A racionalização é um processo
psicológico em que o indivíduo encontra raciocínios (mais ou menos lógicos) para
justificar sua crença, discurso e atitude. Depois da “revolução copernicana”,
depois de Hume, depois de Kant, depois de Spinoza, depois de Feuerbach, depois
de Darwin, depois de Nietzsche, depois de Freud, depois do Círculo de Viena
(especialmente Rudolf Carnap), depois dos neodarwinistas e depois dos filósofos
atuais (Luc Ferry, Comte-Sponville e Michel Onfray), o ateu não tem por que
racionalizar, necessidade que se tornou um incômodo ao teísta.
Na sequência, lê-se que “toda fé
religiosa coexiste, quase que por definição, com as dúvidas e as crises”. Outra
falácia. A dúvida contradiz a fé, que se torna mais vulnerável ao espírito
filosófico e científico. A crise é uma possível consequência da dúvida (que
resiste ao dogmatismo). A consequência da crise é a perda da fé, ou sua
recrudescência por intermédio de novas racionalizações.
O autor atribui ao ateísmo a “rigidez
cega” das crenças de adolescente. Por acaso, a fé na maturidade evolui para uma
menor rigidez?A cegueira persiste. Na maturidade, o ateísmo é esclarecido.
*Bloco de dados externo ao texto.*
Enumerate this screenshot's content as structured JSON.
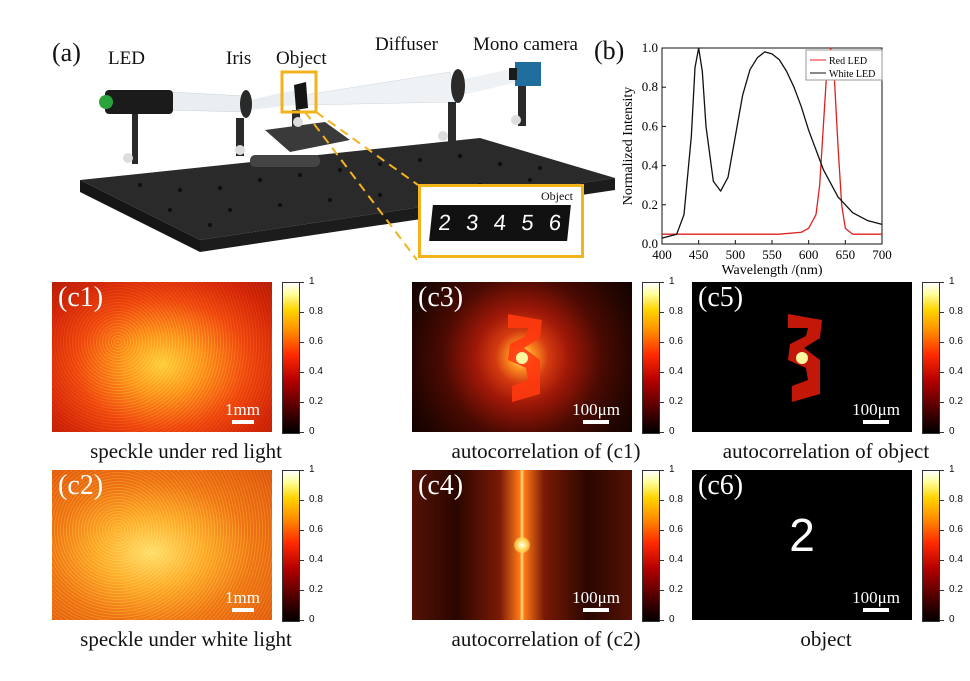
{
  "panel_a": {
    "tag": "(a)",
    "labels": {
      "led": "LED",
      "iris": "Iris",
      "object": "Object",
      "diffuser": "Diffuser",
      "camera": "Mono camera",
      "object_inset": "Object"
    },
    "digits": [
      "2",
      "3",
      "4",
      "5",
      "6"
    ]
  },
  "panel_b": {
    "tag": "(b)",
    "chart_data": {
      "type": "line",
      "xlabel": "Wavelength /(nm)",
      "ylabel": "Normalized Intensity",
      "xlim": [
        400,
        700
      ],
      "ylim": [
        0,
        1.0
      ],
      "xticks": [
        "400",
        "450",
        "500",
        "550",
        "600",
        "650",
        "700"
      ],
      "yticks": [
        "0.0",
        "0.2",
        "0.4",
        "0.6",
        "0.8",
        "1.0"
      ],
      "legend_position": "top-right",
      "series": [
        {
          "name": "Red LED",
          "color": "#e02020",
          "x": [
            400,
            560,
            590,
            600,
            610,
            615,
            620,
            625,
            630,
            635,
            640,
            645,
            650,
            660,
            680,
            700
          ],
          "y": [
            0.05,
            0.05,
            0.06,
            0.08,
            0.15,
            0.3,
            0.6,
            0.9,
            1.0,
            0.85,
            0.5,
            0.2,
            0.08,
            0.05,
            0.05,
            0.05
          ]
        },
        {
          "name": "White LED",
          "color": "#111111",
          "x": [
            400,
            420,
            430,
            440,
            445,
            450,
            455,
            460,
            470,
            480,
            490,
            500,
            510,
            520,
            530,
            540,
            550,
            560,
            570,
            580,
            590,
            600,
            620,
            640,
            660,
            680,
            700
          ],
          "y": [
            0.03,
            0.05,
            0.15,
            0.55,
            0.9,
            1.0,
            0.88,
            0.6,
            0.32,
            0.27,
            0.34,
            0.55,
            0.76,
            0.89,
            0.95,
            0.98,
            0.97,
            0.94,
            0.88,
            0.8,
            0.7,
            0.58,
            0.38,
            0.24,
            0.16,
            0.12,
            0.1
          ]
        }
      ]
    }
  },
  "panels_c": [
    {
      "tag": "(c1)",
      "caption": "speckle under red light",
      "scale": "1mm",
      "kind": "speckle-red"
    },
    {
      "tag": "(c2)",
      "caption": "speckle under white light",
      "scale": "1mm",
      "kind": "speckle-white"
    },
    {
      "tag": "(c3)",
      "caption": "autocorrelation of (c1)",
      "scale": "100μm",
      "kind": "autocorr"
    },
    {
      "tag": "(c4)",
      "caption": "autocorrelation of (c2)",
      "scale": "100μm",
      "kind": "autocorr-line"
    },
    {
      "tag": "(c5)",
      "caption": "autocorrelation of object",
      "scale": "100μm",
      "kind": "autocorr-obj"
    },
    {
      "tag": "(c6)",
      "caption": "object",
      "scale": "100μm",
      "kind": "object",
      "digit": "2"
    }
  ],
  "colorbar_ticks": [
    "1",
    "0.8",
    "0.6",
    "0.4",
    "0.2",
    "0"
  ]
}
Militante
ou não.
Por derradeiro, Olavo de Carvalho
conclui, a partir de suas premissas não verdadeiras, que o ateísmo é um “grave
sinal de imaturidade intelectual”. Grave sinal? É possível um gradiente
quantitativo para “sinal”, do insignificante ao grave, por exemplo? Umberto
Eco, Stephen Hawking e Richard Dawkins, considerados grandes intelectuais,
seriam imaturos, segundo a ótica do “maior filósofo brasileiro”?